RAPD is a simple and cost effective technique because of which it has found a wide range of applications in many areas of biology. Some of the areas where the technique is used are as follows:

  1. Genetic Mapping— Restriction fragment length polymorphisms (RFLPs) have been commonly used to map genes. This approach involves hybridization of a probe to Southern blotted genomic DNA digested with restriction endonucleases. A useful probe will detect differences in restriction fragment lengths arising from loss or gain of recognition sites or from deletions or insertions of stretches of DNA between sites. The speed and efficiency of RAPD analysis encouraged scientists to perform high-density genetic mapping in many plant species such as alfalfa, faba bean and apple in a relatively short time.
  2. Developing Genetic Markers Linked to a Trait— One of the most widely used applications of the RAPD technique is the identification of markers linked to traits of interest without the necessity for mapping the entire genome.
  3. Population and Evolutionary Genetics—The RAPD technique has received a great deal of attention from population geneticists because of its simplicity and rapidity in revealing DNA-level genetic variation, and therefore has been praised as the DNA equivalent of allozyme electrophoresis. A major drawback of RAPD markers in population genetic studies of outbreeding organisms is that they are dominant. Thus gene frequency estimates for such loci are necessarily less accurate than those obtained with co-dominant markers such as allozymes and RFLPs.

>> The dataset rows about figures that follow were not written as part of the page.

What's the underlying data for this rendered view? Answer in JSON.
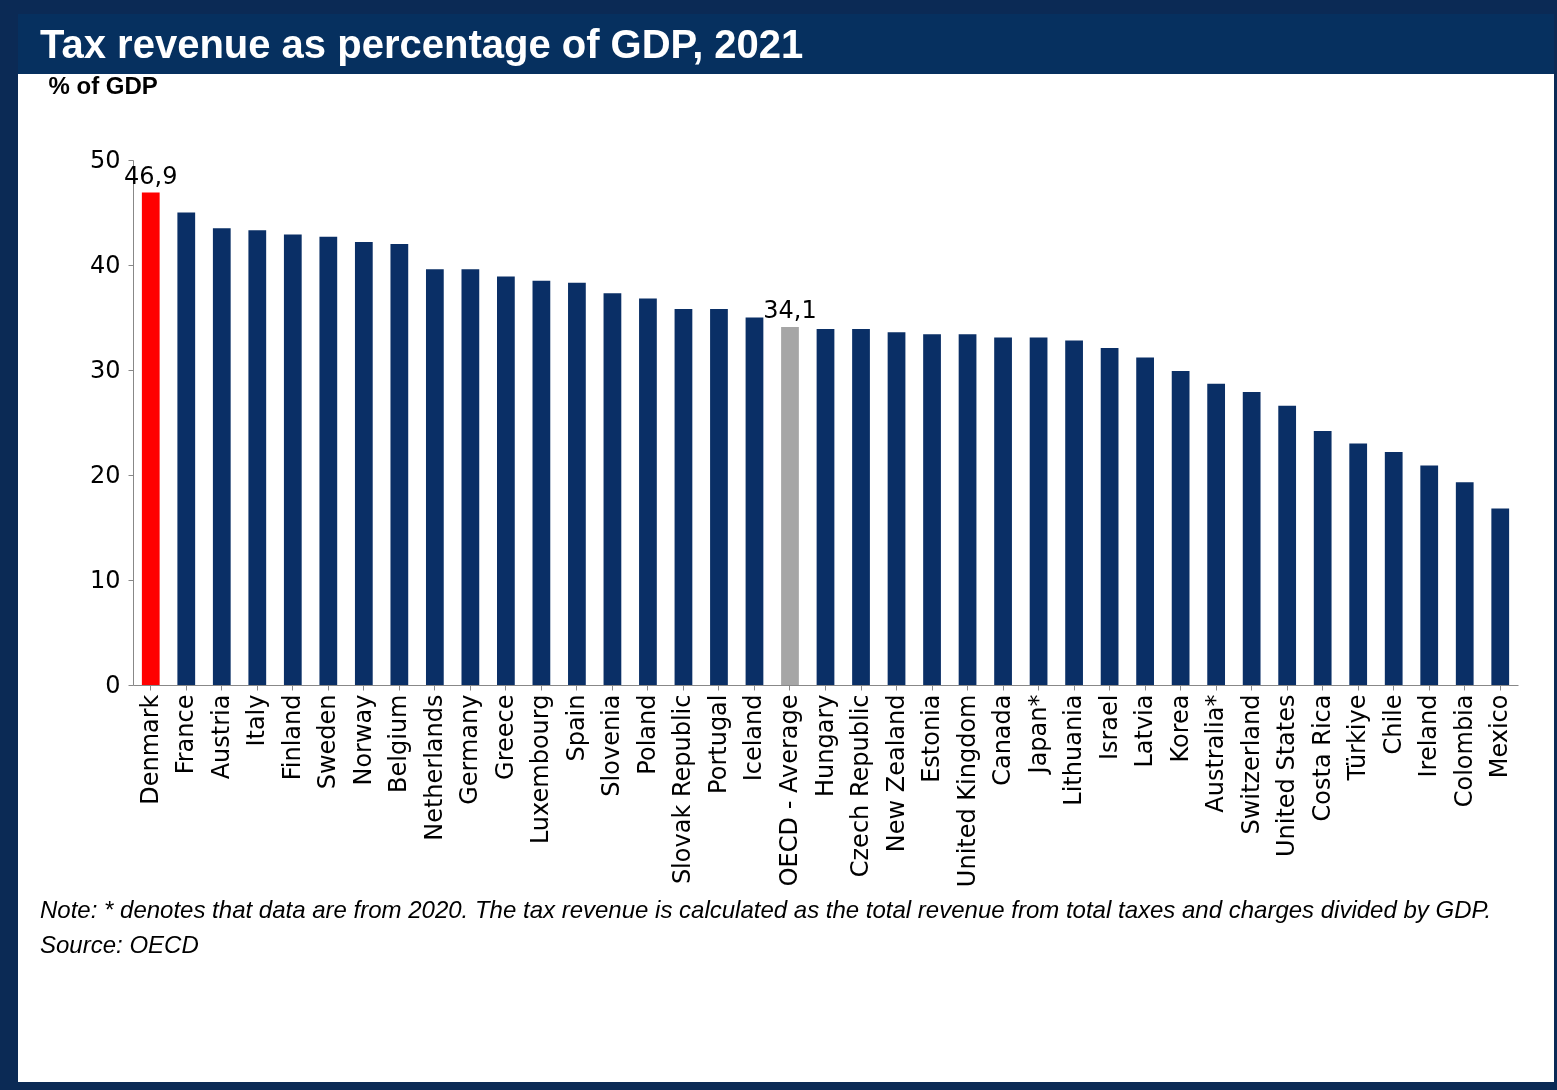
{
  "chart_data": {
    "type": "bar",
    "title": "Tax revenue as percentage of GDP, 2021",
    "ylabel": "% of GDP",
    "categories": [
      "Denmark",
      "France",
      "Austria",
      "Italy",
      "Finland",
      "Sweden",
      "Norway",
      "Belgium",
      "Netherlands",
      "Germany",
      "Greece",
      "Luxembourg",
      "Spain",
      "Slovenia",
      "Poland",
      "Slovak Republic",
      "Portugal",
      "Iceland",
      "OECD - Average",
      "Hungary",
      "Czech Republic",
      "New Zealand",
      "Estonia",
      "United Kingdom",
      "Canada",
      "Japan*",
      "Lithuania",
      "Israel",
      "Latvia",
      "Korea",
      "Australia*",
      "Switzerland",
      "United States",
      "Costa Rica",
      "Türkiye",
      "Chile",
      "Ireland",
      "Colombia",
      "Mexico"
    ],
    "values": [
      46.9,
      45.0,
      43.5,
      43.3,
      42.9,
      42.7,
      42.2,
      42.0,
      39.6,
      39.6,
      38.9,
      38.5,
      38.3,
      37.3,
      36.8,
      35.8,
      35.8,
      35.0,
      34.1,
      33.9,
      33.9,
      33.6,
      33.4,
      33.4,
      33.1,
      33.1,
      32.8,
      32.1,
      31.2,
      29.9,
      28.7,
      27.9,
      26.6,
      24.2,
      23.0,
      22.2,
      20.9,
      19.3,
      16.8
    ],
    "colors": [
      "#ff0000",
      "#0a2f66",
      "#0a2f66",
      "#0a2f66",
      "#0a2f66",
      "#0a2f66",
      "#0a2f66",
      "#0a2f66",
      "#0a2f66",
      "#0a2f66",
      "#0a2f66",
      "#0a2f66",
      "#0a2f66",
      "#0a2f66",
      "#0a2f66",
      "#0a2f66",
      "#0a2f66",
      "#0a2f66",
      "#a6a6a6",
      "#0a2f66",
      "#0a2f66",
      "#0a2f66",
      "#0a2f66",
      "#0a2f66",
      "#0a2f66",
      "#0a2f66",
      "#0a2f66",
      "#0a2f66",
      "#0a2f66",
      "#0a2f66",
      "#0a2f66",
      "#0a2f66",
      "#0a2f66",
      "#0a2f66",
      "#0a2f66",
      "#0a2f66",
      "#0a2f66",
      "#0a2f66",
      "#0a2f66"
    ],
    "value_labels": [
      "46,9",
      null,
      null,
      null,
      null,
      null,
      null,
      null,
      null,
      null,
      null,
      null,
      null,
      null,
      null,
      null,
      null,
      null,
      "34,1",
      null,
      null,
      null,
      null,
      null,
      null,
      null,
      null,
      null,
      null,
      null,
      null,
      null,
      null,
      null,
      null,
      null,
      null,
      null,
      null
    ],
    "ylim": [
      0,
      50
    ],
    "yticks": [
      0,
      10,
      20,
      30,
      40,
      50
    ],
    "grid": false,
    "annotations": [
      "Note: * denotes that data are from 2020. The tax revenue is calculated as the total revenue from total taxes and charges divided by GDP.",
      "Source: OECD"
    ]
  }
}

  4. Reproducibility of RAPD Markers—RAPD reaction is far more sensitive than conventional PCR because of the length of a single and arbitrary primer used to amplify anonymous regions of a given genome. This reproducibility problem is usually the case for bands with lower intensity. Perhaps some primers do not perfectly match the priming sequence, amplification in some cycles might not occur, and therefore bands remain fainter. The chance of these kinds of bands being sensitive to reaction conditions of course would be higher than those with higher intensity amplified with primers perfectly matching the priming sites. The most important factor for reproducibility of the RAPD profile has been found to be the result of inadequately prepared template DNA.

Limitations

  1. Nearly all RAPD markers are dominant, i.e. it is not possible to distinguish whether a DNA segment is amplified from a locus that is heterozygous (1 copy) or homozygous (2 copies). Co- dominant RAPD markers, observed as different-sized DNA segments amplified from the same locus, are detected only rarely.

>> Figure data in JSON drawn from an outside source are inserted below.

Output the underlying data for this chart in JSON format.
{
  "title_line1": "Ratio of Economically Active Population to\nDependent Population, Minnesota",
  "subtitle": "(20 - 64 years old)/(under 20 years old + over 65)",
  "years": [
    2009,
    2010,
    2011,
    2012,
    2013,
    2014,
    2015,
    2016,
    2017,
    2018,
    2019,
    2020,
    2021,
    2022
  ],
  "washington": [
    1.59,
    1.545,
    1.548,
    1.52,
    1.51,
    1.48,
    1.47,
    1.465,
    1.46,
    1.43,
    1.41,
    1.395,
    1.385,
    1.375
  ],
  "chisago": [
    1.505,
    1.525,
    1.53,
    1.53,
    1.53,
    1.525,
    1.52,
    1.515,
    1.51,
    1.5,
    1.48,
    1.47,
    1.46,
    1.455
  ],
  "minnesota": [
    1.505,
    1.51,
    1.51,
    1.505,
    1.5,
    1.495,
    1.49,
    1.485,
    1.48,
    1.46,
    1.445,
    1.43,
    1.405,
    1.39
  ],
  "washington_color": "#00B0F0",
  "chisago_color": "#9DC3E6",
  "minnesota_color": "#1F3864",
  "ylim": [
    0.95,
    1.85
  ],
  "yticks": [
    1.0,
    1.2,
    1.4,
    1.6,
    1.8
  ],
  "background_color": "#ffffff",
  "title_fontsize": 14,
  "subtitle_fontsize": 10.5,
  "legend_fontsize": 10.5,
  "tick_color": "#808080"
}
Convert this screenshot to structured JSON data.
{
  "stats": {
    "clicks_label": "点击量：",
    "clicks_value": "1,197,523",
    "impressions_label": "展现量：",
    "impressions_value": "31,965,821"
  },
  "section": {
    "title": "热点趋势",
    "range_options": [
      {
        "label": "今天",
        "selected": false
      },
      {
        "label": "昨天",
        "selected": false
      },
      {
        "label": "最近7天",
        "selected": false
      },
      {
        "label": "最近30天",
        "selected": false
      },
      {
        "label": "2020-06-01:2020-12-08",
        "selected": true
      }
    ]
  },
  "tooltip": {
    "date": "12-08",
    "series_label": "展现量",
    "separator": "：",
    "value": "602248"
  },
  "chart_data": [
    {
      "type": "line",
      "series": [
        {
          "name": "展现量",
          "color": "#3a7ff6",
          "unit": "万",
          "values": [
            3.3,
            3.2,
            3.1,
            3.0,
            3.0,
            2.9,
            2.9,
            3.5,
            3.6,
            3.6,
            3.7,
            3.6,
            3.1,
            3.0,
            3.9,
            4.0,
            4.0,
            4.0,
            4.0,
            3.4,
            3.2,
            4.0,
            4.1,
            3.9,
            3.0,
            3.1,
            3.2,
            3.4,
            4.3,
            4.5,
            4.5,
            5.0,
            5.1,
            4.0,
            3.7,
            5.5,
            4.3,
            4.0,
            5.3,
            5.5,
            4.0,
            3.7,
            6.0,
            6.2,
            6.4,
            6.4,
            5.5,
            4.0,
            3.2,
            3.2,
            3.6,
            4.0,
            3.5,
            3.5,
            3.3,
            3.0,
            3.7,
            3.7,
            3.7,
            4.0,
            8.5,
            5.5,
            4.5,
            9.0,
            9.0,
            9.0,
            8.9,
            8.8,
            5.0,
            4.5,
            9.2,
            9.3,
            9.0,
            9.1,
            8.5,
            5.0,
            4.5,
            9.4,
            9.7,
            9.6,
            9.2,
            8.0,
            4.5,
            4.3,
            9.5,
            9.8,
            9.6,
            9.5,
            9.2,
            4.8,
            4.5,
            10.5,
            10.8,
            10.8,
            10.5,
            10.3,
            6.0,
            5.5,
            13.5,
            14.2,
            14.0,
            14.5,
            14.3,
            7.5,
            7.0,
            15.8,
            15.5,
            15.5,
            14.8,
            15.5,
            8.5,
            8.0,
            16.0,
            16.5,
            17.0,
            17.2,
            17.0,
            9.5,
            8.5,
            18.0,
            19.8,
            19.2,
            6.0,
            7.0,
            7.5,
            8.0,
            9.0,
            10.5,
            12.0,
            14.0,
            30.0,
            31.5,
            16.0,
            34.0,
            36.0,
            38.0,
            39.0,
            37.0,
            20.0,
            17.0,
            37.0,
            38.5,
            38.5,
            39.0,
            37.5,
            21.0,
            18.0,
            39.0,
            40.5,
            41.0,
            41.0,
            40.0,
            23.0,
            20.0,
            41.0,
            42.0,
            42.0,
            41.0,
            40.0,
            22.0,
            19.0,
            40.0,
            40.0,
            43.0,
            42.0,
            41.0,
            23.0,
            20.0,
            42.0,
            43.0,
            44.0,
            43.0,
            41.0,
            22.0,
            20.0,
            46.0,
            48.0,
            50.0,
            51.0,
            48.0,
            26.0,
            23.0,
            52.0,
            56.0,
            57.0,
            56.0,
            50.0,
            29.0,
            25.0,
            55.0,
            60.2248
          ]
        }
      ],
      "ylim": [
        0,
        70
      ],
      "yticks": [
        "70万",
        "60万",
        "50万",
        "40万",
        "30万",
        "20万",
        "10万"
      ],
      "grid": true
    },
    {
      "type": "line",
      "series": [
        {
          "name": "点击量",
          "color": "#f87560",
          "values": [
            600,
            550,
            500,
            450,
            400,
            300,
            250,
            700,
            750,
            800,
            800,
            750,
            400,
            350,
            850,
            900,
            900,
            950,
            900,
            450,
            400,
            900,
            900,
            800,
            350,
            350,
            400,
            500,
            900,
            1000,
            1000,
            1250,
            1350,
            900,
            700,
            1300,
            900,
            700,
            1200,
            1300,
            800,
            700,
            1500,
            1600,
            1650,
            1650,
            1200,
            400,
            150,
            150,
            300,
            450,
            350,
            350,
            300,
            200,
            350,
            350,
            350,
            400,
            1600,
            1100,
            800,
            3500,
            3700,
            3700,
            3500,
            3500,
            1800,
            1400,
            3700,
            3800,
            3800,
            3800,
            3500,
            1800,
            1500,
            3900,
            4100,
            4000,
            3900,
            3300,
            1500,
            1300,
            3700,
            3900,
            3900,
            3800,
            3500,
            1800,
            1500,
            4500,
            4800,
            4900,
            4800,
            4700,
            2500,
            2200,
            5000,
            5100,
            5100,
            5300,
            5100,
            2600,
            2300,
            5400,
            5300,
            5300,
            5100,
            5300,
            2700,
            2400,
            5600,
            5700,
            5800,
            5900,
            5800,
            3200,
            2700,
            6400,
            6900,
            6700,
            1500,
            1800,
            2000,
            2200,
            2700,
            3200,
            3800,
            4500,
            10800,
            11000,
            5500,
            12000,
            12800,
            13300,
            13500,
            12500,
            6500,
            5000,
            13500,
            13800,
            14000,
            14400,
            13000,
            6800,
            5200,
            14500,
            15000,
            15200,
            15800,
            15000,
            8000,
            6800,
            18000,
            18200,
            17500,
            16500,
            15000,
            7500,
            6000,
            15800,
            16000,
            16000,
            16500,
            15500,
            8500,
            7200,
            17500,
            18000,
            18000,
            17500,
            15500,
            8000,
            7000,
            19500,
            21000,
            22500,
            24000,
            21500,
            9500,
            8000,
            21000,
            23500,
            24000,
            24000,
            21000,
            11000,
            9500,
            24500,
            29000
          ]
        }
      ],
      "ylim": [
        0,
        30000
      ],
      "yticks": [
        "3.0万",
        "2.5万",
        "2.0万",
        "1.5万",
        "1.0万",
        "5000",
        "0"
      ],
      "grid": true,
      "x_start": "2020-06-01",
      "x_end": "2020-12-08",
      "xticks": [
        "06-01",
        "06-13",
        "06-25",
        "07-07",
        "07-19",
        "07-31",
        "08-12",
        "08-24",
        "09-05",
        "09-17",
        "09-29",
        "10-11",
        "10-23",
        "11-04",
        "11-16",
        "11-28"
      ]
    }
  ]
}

  2. PCR is an enzymatic reaction, therefore the quality and concentration of template DNA, concentrations of PCR components, and the PCR cycling conditions may greatly influence the outcome. Thus, the RAPD technique is laboratory dependent and needs carefully developed laboratory protocols to be reproducible.
  3. Mismatches between the primer and the template may result in the total absence of PCR product as well as in a merely decreased amount of the product. Thus, the RAPD results can be difficult to interpret.

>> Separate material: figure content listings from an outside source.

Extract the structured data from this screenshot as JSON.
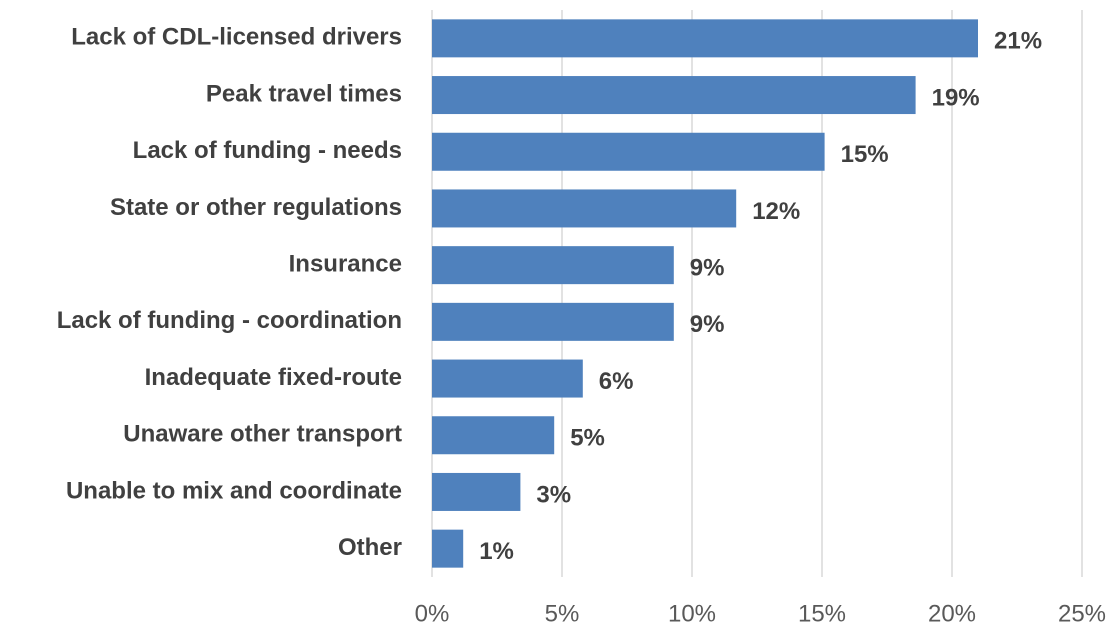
{
  "chart_data": {
    "type": "hbar",
    "categories": [
      "Lack of CDL-licensed drivers",
      "Peak travel times",
      "Lack of funding - needs",
      "State or other regulations",
      "Insurance",
      "Lack of funding - coordination",
      "Inadequate fixed-route",
      "Unaware other transport",
      "Unable to mix and coordinate",
      "Other"
    ],
    "values": [
      21.0,
      18.6,
      15.1,
      11.7,
      9.3,
      9.3,
      5.8,
      4.7,
      3.4,
      1.2
    ],
    "value_labels": [
      "21%",
      "19%",
      "15%",
      "12%",
      "9%",
      "9%",
      "6%",
      "5%",
      "3%",
      "1%"
    ],
    "color": "#4f81bd",
    "xlim": [
      0,
      25
    ],
    "xticks": [
      {
        "value": 0,
        "label": "0%"
      },
      {
        "value": 5,
        "label": "5%"
      },
      {
        "value": 10,
        "label": "10%"
      },
      {
        "value": 15,
        "label": "15%"
      },
      {
        "value": 20,
        "label": "20%"
      },
      {
        "value": 25,
        "label": "25%"
      }
    ],
    "grid": true
  }
}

RAPD markers have found a wide range of applications in gene mapping, population genetics, molecular evolutionary genetics and plant, and animal breeding. This is mainly due to the speed, cost, and efficiency of the RAPD technique to generate large numbers of markers in a short period compared with previous methods. Therefore, RAPD technique can be performed in a moderate laboratory for most of its applications. Despite the reproducibility problem, the RAPD method will probably be important as long as other DNA-based techniques remain unavailable in terms of cost, time and labor.